Dalam Islam korupsi merupakan perbuatan dosa atau pelanggaran. Oleh karenanya negara wajib memberantas korupsi hingga ke akar-akarnya. Dan memberikan hukuman yang tegas kepada pelakunya. Tanpa melihat kedudukan, jabatan, kekayaanya, keepentingan dan tanpa tebang pilih.
Islam mempunyai cara yang sangat efektif untuk membasmi korupsi baik terkait pencegahan atau preventif maupun penangganan atau kuratif. Dalam ranah pemilihan pejabat, pejabat yang dipilih adalah pejabat yang bertakwa. Ketakwaan menjadi standar utama dan pertama, bukan kedekatan, bukan balas budi, bukan kepentingan dan bukan pesanan. Pejabat yang bertaqwa tidak akan melakukan korupsi atau pelanggaran lainnya.
Negara memberikan gaji yang layak kepada para pegawai sehingga tidak ada alasan bagi siapapun untuk berlaku korup.
Mempunyai mekanisme yang sederhana dan jelas tentang harta ghulul atau haram. Melakukan pencatatan harta pejabat dan aparatur serta audit secara berkala. Jika mencurigakan yang bersangkutan harus membuktikan hartanya diperoleh secara benar dan legal. Jika tidak mampu maka jumlah yang tidak wajar itu disita baik sebagian atau seluruhnya.
Memberikan hukuman yang bisa memberikan efek jera. Dalam bentuk sanksi takzir. Hukuman tersebut bisa berupa penjara bahkan bisa sampai hukuman mati sesuai dengan tingkat dan dampak korupsi yang dilakukan. Sanksi penyitaan harta juga bisa ditambah dengan denda.

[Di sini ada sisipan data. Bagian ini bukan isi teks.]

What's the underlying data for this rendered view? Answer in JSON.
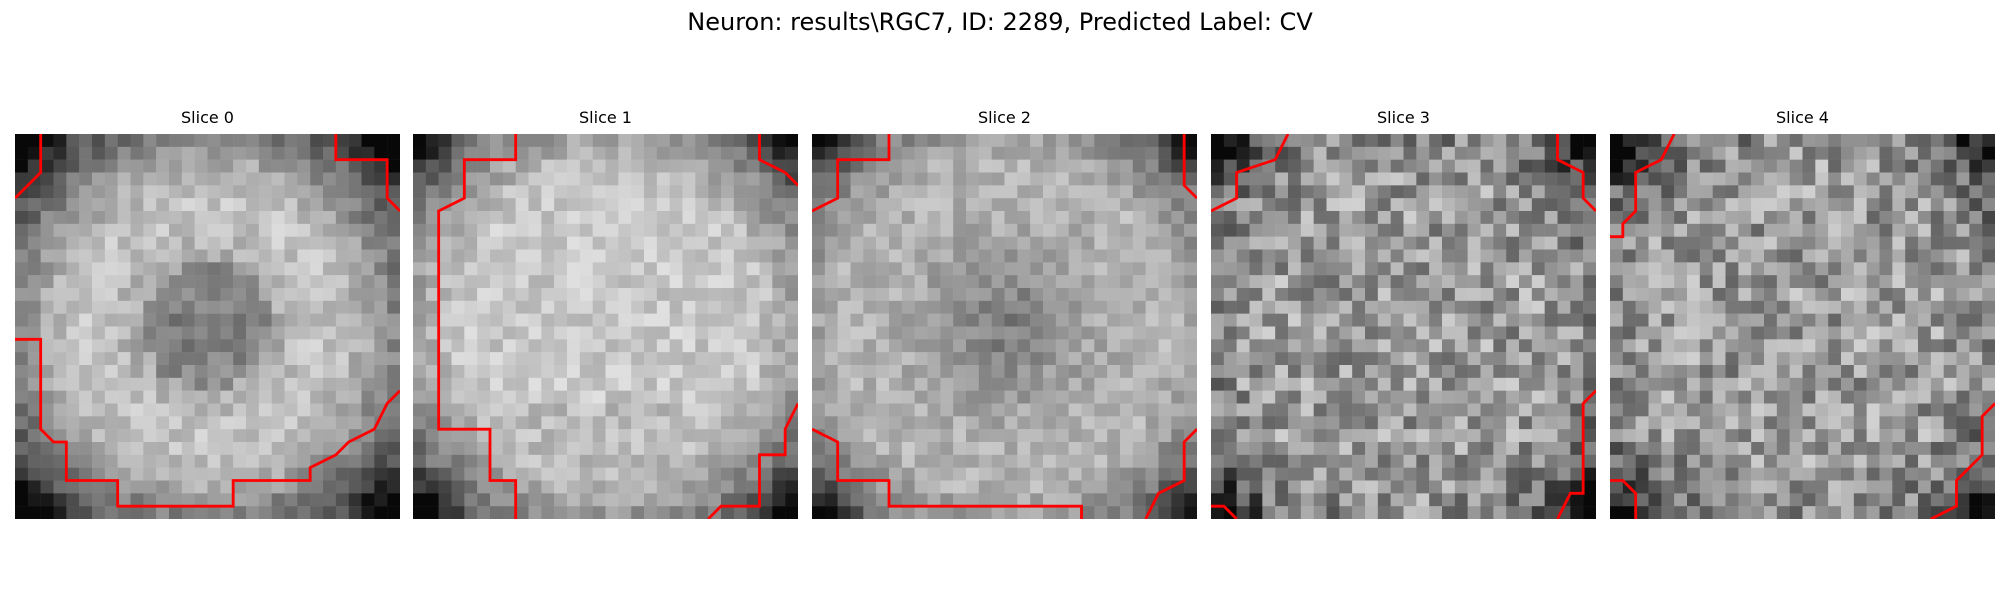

Penegakan hukum Islam ini akan dijalankan oleh orang-orang yang amanah. Tidak boleh dipengaruhi situasi politik, kepentingan, rasa suka dan tidak suka, kawan atau lawan. Sebagaimana Firman Allah Swt:
“Janganlah sekali-kali kebencian kalian terhadap sesuatu kaum mendorong kalian untuk berlaku tidak adil. Berlaku adil lah karena adil itu lebih dekat pada ketakwaan (TQS. Al-Maidah 8).
Sungguh, hanya sistem Islamlah yang mampu menjamin terwujudnya keadilan hukum di tengah masyarakat.